I've been silent on this blog for a very long time, and to be honest, I wasn't sure if I would ever start posting again. Following the events of this week, however, I feel the need to write. My children are too young to fully understand what I want to say, but one day they will read these words, and I pray they will understand the magnitude of this election.
With that being said, I just read an article that colleges across the nation cancelled classes yesterday so that students could "cope" with outcome of the election. I am so tempted to divert on a tangent about the absurdity of this, but instead, I will keep this positive.
It was only fifteen years ago that we stood together as a nation the day after a true national tragedy. On September 12, 2001, we didn't need a day to "cope" because, together, we were strong. We figuratively and literally stood together. We cried together. We prayed together. We served together. We came together to heal and rebuild the country we loved.
I can't help but to wonder what would have happened had we approached those days in the same manner that this younger generation has behaved following this year's election. To put this into perspective, by my calculations, theses kids (who are currently 18-22) would have been 3-7 years old on that tragic day. Where would we be now had we needed a day to "cope" with the aftermath of the terrorist attack in 2001? What would have happened if we had thrown temper-tantrums on social media had it existed? What would we have accomplished by protesting in the streets? Would violent behavior in mass gatherings have sent a message of unity? Would burning our nation's flag (our symbol of freedom) have effectively communicated our frustration?
The truth is that fifteen years ago, we wouldn't have done those things because such behavior does not embody the patriotic spirit in which we take pride. It doesn't show love or acceptance. It doesn't promote peace. It does just the opposite, actually. It creates a world where we are all victims of our circumstances rather influential people capable of conquering our adversities.

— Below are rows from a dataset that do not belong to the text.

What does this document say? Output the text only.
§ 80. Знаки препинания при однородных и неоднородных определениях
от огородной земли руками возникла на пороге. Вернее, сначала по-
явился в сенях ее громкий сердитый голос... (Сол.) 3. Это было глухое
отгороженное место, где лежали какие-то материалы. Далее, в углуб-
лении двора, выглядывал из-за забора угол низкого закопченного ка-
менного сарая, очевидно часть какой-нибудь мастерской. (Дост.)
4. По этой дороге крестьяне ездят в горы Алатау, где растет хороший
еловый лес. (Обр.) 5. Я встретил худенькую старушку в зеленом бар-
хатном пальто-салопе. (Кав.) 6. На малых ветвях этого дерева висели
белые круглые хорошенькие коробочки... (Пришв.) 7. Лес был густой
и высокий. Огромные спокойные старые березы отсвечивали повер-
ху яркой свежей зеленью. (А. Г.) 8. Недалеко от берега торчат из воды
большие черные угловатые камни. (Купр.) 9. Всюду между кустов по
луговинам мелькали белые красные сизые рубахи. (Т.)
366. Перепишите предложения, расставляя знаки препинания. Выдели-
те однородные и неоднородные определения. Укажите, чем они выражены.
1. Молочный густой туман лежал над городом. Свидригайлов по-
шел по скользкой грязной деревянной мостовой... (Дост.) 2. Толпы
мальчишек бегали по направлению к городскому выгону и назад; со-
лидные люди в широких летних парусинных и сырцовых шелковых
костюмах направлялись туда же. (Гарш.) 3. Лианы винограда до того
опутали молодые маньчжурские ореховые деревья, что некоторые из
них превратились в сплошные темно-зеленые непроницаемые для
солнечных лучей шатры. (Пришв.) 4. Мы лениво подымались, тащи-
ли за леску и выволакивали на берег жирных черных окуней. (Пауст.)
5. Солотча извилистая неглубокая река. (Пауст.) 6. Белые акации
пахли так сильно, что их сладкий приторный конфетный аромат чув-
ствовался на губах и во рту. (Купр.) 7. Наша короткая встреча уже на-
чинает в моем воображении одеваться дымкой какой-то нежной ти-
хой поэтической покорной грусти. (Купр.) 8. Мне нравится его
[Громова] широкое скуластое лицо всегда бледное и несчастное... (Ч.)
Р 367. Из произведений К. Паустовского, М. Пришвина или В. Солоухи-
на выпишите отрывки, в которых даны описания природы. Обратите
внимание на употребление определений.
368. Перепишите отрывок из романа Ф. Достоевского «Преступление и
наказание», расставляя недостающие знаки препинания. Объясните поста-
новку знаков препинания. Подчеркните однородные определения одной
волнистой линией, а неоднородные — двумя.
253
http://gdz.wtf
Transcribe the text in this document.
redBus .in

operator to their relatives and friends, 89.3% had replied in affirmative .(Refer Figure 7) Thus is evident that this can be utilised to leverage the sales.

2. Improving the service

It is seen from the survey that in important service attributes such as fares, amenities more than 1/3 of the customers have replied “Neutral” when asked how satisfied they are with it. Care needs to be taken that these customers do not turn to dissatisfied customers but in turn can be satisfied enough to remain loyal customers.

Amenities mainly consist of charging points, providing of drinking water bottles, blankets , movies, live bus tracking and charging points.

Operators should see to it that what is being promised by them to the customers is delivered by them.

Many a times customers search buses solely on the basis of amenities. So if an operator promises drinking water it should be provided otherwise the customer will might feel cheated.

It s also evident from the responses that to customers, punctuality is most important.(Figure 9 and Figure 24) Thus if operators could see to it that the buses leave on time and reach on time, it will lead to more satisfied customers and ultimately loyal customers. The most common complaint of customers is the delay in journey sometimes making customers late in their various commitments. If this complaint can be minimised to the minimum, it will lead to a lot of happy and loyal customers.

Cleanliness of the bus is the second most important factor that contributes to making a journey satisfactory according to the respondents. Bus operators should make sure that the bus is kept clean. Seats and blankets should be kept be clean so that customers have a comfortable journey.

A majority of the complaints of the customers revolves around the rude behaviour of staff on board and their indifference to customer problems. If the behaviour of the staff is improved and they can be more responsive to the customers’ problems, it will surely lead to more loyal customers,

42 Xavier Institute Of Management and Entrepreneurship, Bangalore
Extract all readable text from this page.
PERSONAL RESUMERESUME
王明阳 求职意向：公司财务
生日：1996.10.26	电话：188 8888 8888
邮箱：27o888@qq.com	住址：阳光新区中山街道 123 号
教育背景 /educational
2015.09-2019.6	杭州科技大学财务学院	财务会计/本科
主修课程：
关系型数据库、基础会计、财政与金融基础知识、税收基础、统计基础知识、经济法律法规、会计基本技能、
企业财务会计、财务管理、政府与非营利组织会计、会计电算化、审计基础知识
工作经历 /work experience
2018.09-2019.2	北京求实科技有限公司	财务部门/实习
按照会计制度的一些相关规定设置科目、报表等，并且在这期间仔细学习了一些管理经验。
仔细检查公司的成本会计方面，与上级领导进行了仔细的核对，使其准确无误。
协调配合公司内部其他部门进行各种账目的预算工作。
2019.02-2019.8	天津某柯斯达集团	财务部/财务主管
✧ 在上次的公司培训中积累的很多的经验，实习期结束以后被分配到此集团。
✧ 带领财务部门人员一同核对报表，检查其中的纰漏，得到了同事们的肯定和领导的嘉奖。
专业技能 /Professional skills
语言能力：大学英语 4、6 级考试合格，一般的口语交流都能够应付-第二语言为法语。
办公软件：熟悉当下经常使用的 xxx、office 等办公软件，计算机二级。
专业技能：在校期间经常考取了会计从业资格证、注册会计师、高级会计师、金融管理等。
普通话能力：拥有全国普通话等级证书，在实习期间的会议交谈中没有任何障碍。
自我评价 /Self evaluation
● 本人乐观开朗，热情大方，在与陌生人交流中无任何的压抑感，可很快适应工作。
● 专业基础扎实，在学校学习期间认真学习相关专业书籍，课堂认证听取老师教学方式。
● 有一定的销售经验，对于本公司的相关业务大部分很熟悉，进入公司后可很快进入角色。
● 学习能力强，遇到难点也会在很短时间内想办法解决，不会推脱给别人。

While I would not have chosen either candidate to represent this country that I love, I know that the story of this new presidency has yet to be written and that as "one nation under God," we have the ability be apart of a legacy of hope and change. That's because change doesn't start in the Oval Office; it starts in offices across the country when we treat our coworkers with dignity and respect. Change doesn't start on Capitol Hill; it starts on hillsides across the country when we take the time to know, love, and serve our neighbors. Change doesn't start with Senators and national leaders, it starts in classrooms throughout the nation when student leaders see their potential and fully understand that in this country they can be anything they want to be. Change starts and ends with us.
Perhaps Ghandi said it best "Be the change you want to see in the world."
If you don't like something...change it. Change your attitude. Change your perspective. Change your words, your actions, and your behaviors. Change where and how you spend your money so that it serves a true purpose. Change the way you treat the lady in drive thru and the man picking up trash. Change how you speak on social media and what articles you read. Change how you model citizenship for your children. Just remember, that this change has nothing to do with who is president. Change starts with you and me.
I can't think of a better time to start than tomorrow...Veteran's Day. Instead of burning a flag or signing a petition that has no political power, thank a Veteran. Thank him or her for their service. Thank them for the sacrifices they made to defend your freedom. Thank them by attending a school ceremony or buying their lunch. Show them the respect they deserve by embracing the democratic process and accepting the outcome of the election with grace and dignity. Thank them by treating people as if all lives matter while still showing proper respect to the our police officers and other authority figures. Thank them by flying a flag and not burning one. Thank them by being the change you want to see in the world. Thank them because they fought so that you would have the freedom to create the America you envision for the future.